Applied BioMath, the industry-leader in applying systems pharmacology and mechanistic modelling, simulation, and analysis to de-risk drug research and development, today announced a collaboration with Cullinan Oncology. Applied BioMath will develop a systems pharmacology model for CLN-049, a novel FLT3XCD3 bispecific antibody for Acute Myeloid Leukemia, being developed by Cullinan Florentine, a Cullinan Oncology company.
This model will be used to determine first in human starting dose and to predict the efficacious dose range in the clinic.

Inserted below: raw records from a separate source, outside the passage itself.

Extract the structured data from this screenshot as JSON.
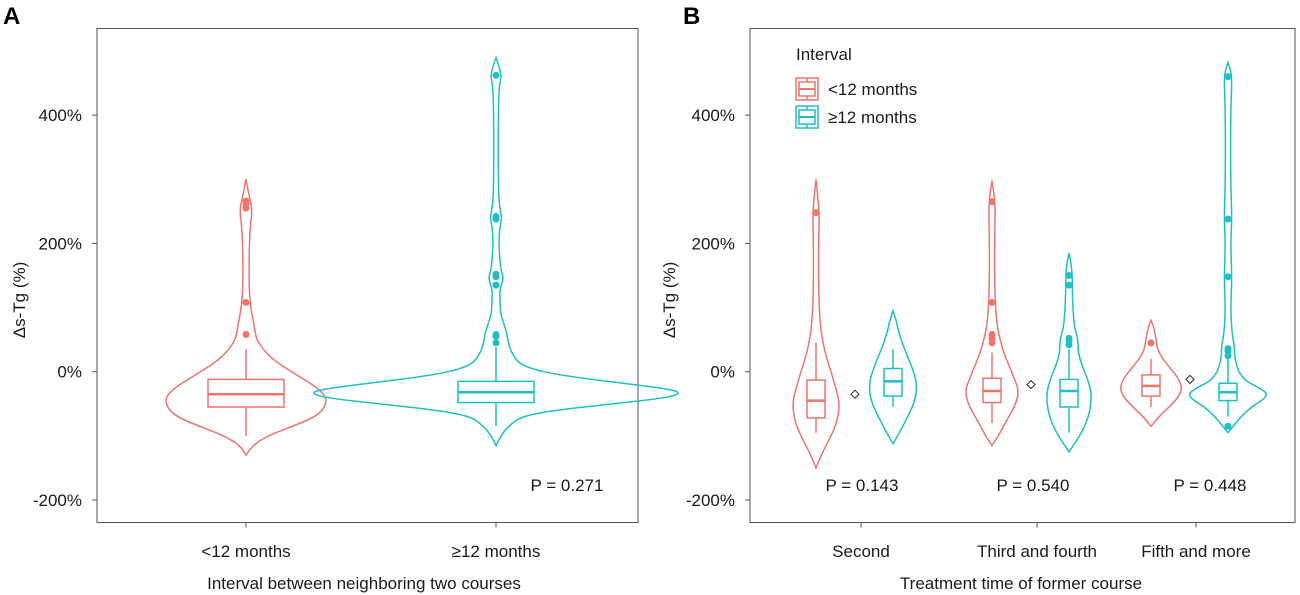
{
  "colors": {
    "group1": "#F0736C",
    "group2": "#20BFC4"
  },
  "panel_a": {
    "letter": "A",
    "xlabel": "Interval between neighboring two courses",
    "ylabel": "Δs-Tg (%)",
    "pvalue": "P = 0.271"
  },
  "panel_b": {
    "letter": "B",
    "xlabel": "Treatment time of former course",
    "ylabel": "Δs-Tg (%)",
    "pvalues": [
      "P = 0.143",
      "P = 0.540",
      "P = 0.448"
    ]
  },
  "legend": {
    "title": "Interval",
    "items": [
      {
        "label": "<12 months",
        "color_key": "group1"
      },
      {
        "label": "≥12 months",
        "color_key": "group2"
      }
    ]
  },
  "chart_data": [
    {
      "type": "violin",
      "panel": "A",
      "title": "",
      "xlabel": "Interval between neighboring two courses",
      "ylabel": "Δs-Tg (%)",
      "ylim": [
        -235,
        535
      ],
      "yticks": [
        -200,
        0,
        200,
        400
      ],
      "ytick_labels": [
        "-200%",
        "0%",
        "200%",
        "400%"
      ],
      "categories": [
        "<12 months",
        "≥12 months"
      ],
      "series": [
        {
          "name": "<12 months",
          "color_key": "group1",
          "box": {
            "q1": -55,
            "median": -35,
            "q3": -12,
            "whisker_low": -100,
            "whisker_high": 35
          },
          "range": [
            -130,
            300
          ],
          "density": [
            [
              -130,
              0
            ],
            [
              -115,
              4
            ],
            [
              -100,
              14
            ],
            [
              -85,
              30
            ],
            [
              -70,
              45
            ],
            [
              -55,
              51
            ],
            [
              -40,
              52
            ],
            [
              -25,
              46
            ],
            [
              -10,
              36
            ],
            [
              5,
              26
            ],
            [
              20,
              17
            ],
            [
              35,
              11
            ],
            [
              50,
              7
            ],
            [
              60,
              6
            ],
            [
              75,
              5
            ],
            [
              100,
              3
            ],
            [
              130,
              2
            ],
            [
              180,
              2
            ],
            [
              220,
              2.5
            ],
            [
              250,
              4
            ],
            [
              265,
              3
            ],
            [
              280,
              1.5
            ],
            [
              300,
              0
            ]
          ],
          "outliers": [
            58,
            108,
            255,
            262,
            266
          ]
        },
        {
          "name": "≥12 months",
          "color_key": "group2",
          "box": {
            "q1": -48,
            "median": -32,
            "q3": -15,
            "whisker_low": -85,
            "whisker_high": 38
          },
          "range": [
            -115,
            490
          ],
          "density": [
            [
              -115,
              0
            ],
            [
              -100,
              3
            ],
            [
              -85,
              8
            ],
            [
              -70,
              16
            ],
            [
              -60,
              38
            ],
            [
              -50,
              76
            ],
            [
              -40,
              112
            ],
            [
              -32,
              120
            ],
            [
              -25,
              106
            ],
            [
              -15,
              72
            ],
            [
              -5,
              40
            ],
            [
              5,
              22
            ],
            [
              15,
              14
            ],
            [
              30,
              10
            ],
            [
              45,
              8
            ],
            [
              60,
              7
            ],
            [
              75,
              5
            ],
            [
              90,
              3
            ],
            [
              110,
              2.5
            ],
            [
              130,
              2.5
            ],
            [
              145,
              5
            ],
            [
              160,
              3
            ],
            [
              190,
              2
            ],
            [
              220,
              2
            ],
            [
              240,
              4
            ],
            [
              260,
              2
            ],
            [
              300,
              1.5
            ],
            [
              400,
              1.5
            ],
            [
              445,
              2
            ],
            [
              460,
              3.5
            ],
            [
              475,
              2
            ],
            [
              490,
              0
            ]
          ],
          "outliers": [
            45,
            55,
            58,
            135,
            148,
            152,
            238,
            242,
            462
          ]
        }
      ],
      "annotations": [
        "P = 0.271"
      ]
    },
    {
      "type": "violin",
      "panel": "B",
      "title": "",
      "xlabel": "Treatment time of former course",
      "ylabel": "Δs-Tg (%)",
      "ylim": [
        -235,
        535
      ],
      "yticks": [
        -200,
        0,
        200,
        400
      ],
      "ytick_labels": [
        "-200%",
        "0%",
        "200%",
        "400%"
      ],
      "categories": [
        "Second",
        "Third and fourth",
        "Fifth and more"
      ],
      "legend": {
        "title": "Interval",
        "entries": [
          "<12 months",
          "≥12 months"
        ],
        "position": "top-left"
      },
      "series": [
        {
          "name": "<12 months",
          "color_key": "group1",
          "groups": [
            {
              "category": "Second",
              "box": {
                "q1": -72,
                "median": -45,
                "q3": -13,
                "whisker_low": -95,
                "whisker_high": 45
              },
              "range": [
                -150,
                300
              ],
              "density": [
                [
                  -150,
                  0
                ],
                [
                  -130,
                  4
                ],
                [
                  -110,
                  9
                ],
                [
                  -90,
                  14
                ],
                [
                  -70,
                  17
                ],
                [
                  -50,
                  18
                ],
                [
                  -30,
                  16
                ],
                [
                  -10,
                  13
                ],
                [
                  10,
                  10
                ],
                [
                  30,
                  7
                ],
                [
                  50,
                  5
                ],
                [
                  70,
                  3.5
                ],
                [
                  100,
                  2.5
                ],
                [
                  140,
                  2
                ],
                [
                  200,
                  2
                ],
                [
                  240,
                  2.5
                ],
                [
                  260,
                  2
                ],
                [
                  300,
                  0
                ]
              ],
              "outliers": [
                248
              ]
            },
            {
              "category": "Third and fourth",
              "box": {
                "q1": -48,
                "median": -30,
                "q3": -10,
                "whisker_low": -80,
                "whisker_high": 30
              },
              "range": [
                -115,
                298
              ],
              "density": [
                [
                  -115,
                  0
                ],
                [
                  -100,
                  5
                ],
                [
                  -80,
                  10
                ],
                [
                  -60,
                  16
                ],
                [
                  -40,
                  20
                ],
                [
                  -25,
                  20
                ],
                [
                  -10,
                  17
                ],
                [
                  10,
                  13
                ],
                [
                  30,
                  9
                ],
                [
                  45,
                  7
                ],
                [
                  60,
                  5
                ],
                [
                  80,
                  3.5
                ],
                [
                  110,
                  2.5
                ],
                [
                  150,
                  2
                ],
                [
                  200,
                  2
                ],
                [
                  250,
                  2.5
                ],
                [
                  270,
                  2
                ],
                [
                  298,
                  0
                ]
              ],
              "outliers": [
                45,
                52,
                58,
                108,
                265
              ]
            },
            {
              "category": "Fifth and more",
              "box": {
                "q1": -38,
                "median": -22,
                "q3": -5,
                "whisker_low": -55,
                "whisker_high": 20
              },
              "range": [
                -85,
                80
              ],
              "density": [
                [
                  -85,
                  0
                ],
                [
                  -70,
                  6
                ],
                [
                  -55,
                  14
                ],
                [
                  -40,
                  21
                ],
                [
                  -25,
                  24
                ],
                [
                  -10,
                  21
                ],
                [
                  5,
                  15
                ],
                [
                  20,
                  9
                ],
                [
                  35,
                  5
                ],
                [
                  50,
                  4
                ],
                [
                  60,
                  3
                ],
                [
                  70,
                  2
                ],
                [
                  80,
                  0
                ]
              ],
              "outliers": [
                45
              ]
            }
          ]
        },
        {
          "name": "≥12 months",
          "color_key": "group2",
          "groups": [
            {
              "category": "Second",
              "box": {
                "q1": -38,
                "median": -15,
                "q3": 5,
                "whisker_low": -55,
                "whisker_high": 35
              },
              "range": [
                -112,
                95
              ],
              "density": [
                [
                  -112,
                  0
                ],
                [
                  -95,
                  5
                ],
                [
                  -75,
                  10
                ],
                [
                  -55,
                  15
                ],
                [
                  -35,
                  18
                ],
                [
                  -15,
                  18
                ],
                [
                  5,
                  15
                ],
                [
                  25,
                  11
                ],
                [
                  45,
                  7
                ],
                [
                  65,
                  4
                ],
                [
                  80,
                  2.5
                ],
                [
                  95,
                  0
                ]
              ],
              "outliers": []
            },
            {
              "category": "Third and fourth",
              "box": {
                "q1": -55,
                "median": -30,
                "q3": -12,
                "whisker_low": -95,
                "whisker_high": 35
              },
              "range": [
                -125,
                185
              ],
              "density": [
                [
                  -125,
                  0
                ],
                [
                  -110,
                  5
                ],
                [
                  -90,
                  11
                ],
                [
                  -70,
                  15
                ],
                [
                  -50,
                  17
                ],
                [
                  -30,
                  17
                ],
                [
                  -10,
                  14
                ],
                [
                  10,
                  10
                ],
                [
                  30,
                  7
                ],
                [
                  50,
                  7
                ],
                [
                  70,
                  4
                ],
                [
                  100,
                  3
                ],
                [
                  130,
                  2.5
                ],
                [
                  150,
                  2.5
                ],
                [
                  170,
                  1.5
                ],
                [
                  185,
                  0
                ]
              ],
              "outliers": [
                42,
                48,
                52,
                135,
                150
              ]
            },
            {
              "category": "Fifth and more",
              "box": {
                "q1": -45,
                "median": -32,
                "q3": -18,
                "whisker_low": -70,
                "whisker_high": 20
              },
              "range": [
                -95,
                482
              ],
              "density": [
                [
                  -95,
                  0
                ],
                [
                  -85,
                  4
                ],
                [
                  -70,
                  10
                ],
                [
                  -55,
                  18
                ],
                [
                  -45,
                  26
                ],
                [
                  -35,
                  31
                ],
                [
                  -25,
                  24
                ],
                [
                  -15,
                  14
                ],
                [
                  0,
                  8
                ],
                [
                  15,
                  6
                ],
                [
                  25,
                  5
                ],
                [
                  40,
                  5
                ],
                [
                  60,
                  3
                ],
                [
                  100,
                  2
                ],
                [
                  145,
                  3
                ],
                [
                  200,
                  2
                ],
                [
                  240,
                  3
                ],
                [
                  300,
                  2
                ],
                [
                  400,
                  2
                ],
                [
                  455,
                  3
                ],
                [
                  470,
                  2
                ],
                [
                  482,
                  0
                ]
              ],
              "outliers": [
                -85,
                25,
                32,
                36,
                148,
                238,
                460
              ]
            }
          ]
        }
      ],
      "means": [
        {
          "category": "Second",
          "value": -35
        },
        {
          "category": "Third and fourth",
          "value": -20
        },
        {
          "category": "Fifth and more",
          "value": -12
        }
      ],
      "annotations": [
        "P = 0.143",
        "P = 0.540",
        "P = 0.448"
      ]
    }
  ]
}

"We look forward to leveraging the proven modelling approaches of Applied BioMath in our development project," said Jennifer Michaelson, Chief Development Officer, Biologics at Cullinan Oncology. "We see significant potential for Applied BioMath's modelling efforts to augment our program, from predicting starting dose and efficacious dose ranges and informing optimal dose regimens in the clinic, to helping us design efficacy studies in mice and tolerability studies in non-human primates."
Applied BioMath employs a rigorous fit-for-purpose model development process which aims to quantitatively integrate knowledge about therapeutics with an understanding of its mechanism of action in the context of human disease mechanisms. Their approach employs proprietary algorithms and software that were designed specifically for systems pharmacology model development, simulation, and analysis. "Our mechanistic approach to systems pharmacology modelling is the most accurate way to translate across species and prepare for first in human doses," said Dr. John Burke, PhD, Co-Founder, President, and CEO of Applied BioMath. "We look forward to leveraging our modelling expertise to help Cullinan Oncology advance their therapeutic to the clinic
Founded in 2013, Applied BioMath's mission is to revolutionize drug invention. Applied BioMath uses mathematical modelling and simulation to provide quantitative and predictive guidance to biotechnology and pharmaceutical companies to help accelerate and de-risk drug research and development. Their approach employs proprietary algorithms and software to support groups worldwide in decision-making from early research through clinical trials. The Applied BioMath team leverages their decades of expertise in biology, mathematical modelling and analysis, high-performance computing, and industry experience to help groups better understand their candidate, its best-in-class parameters, competitive advantages, patients, and the best path forward into and in the clinic.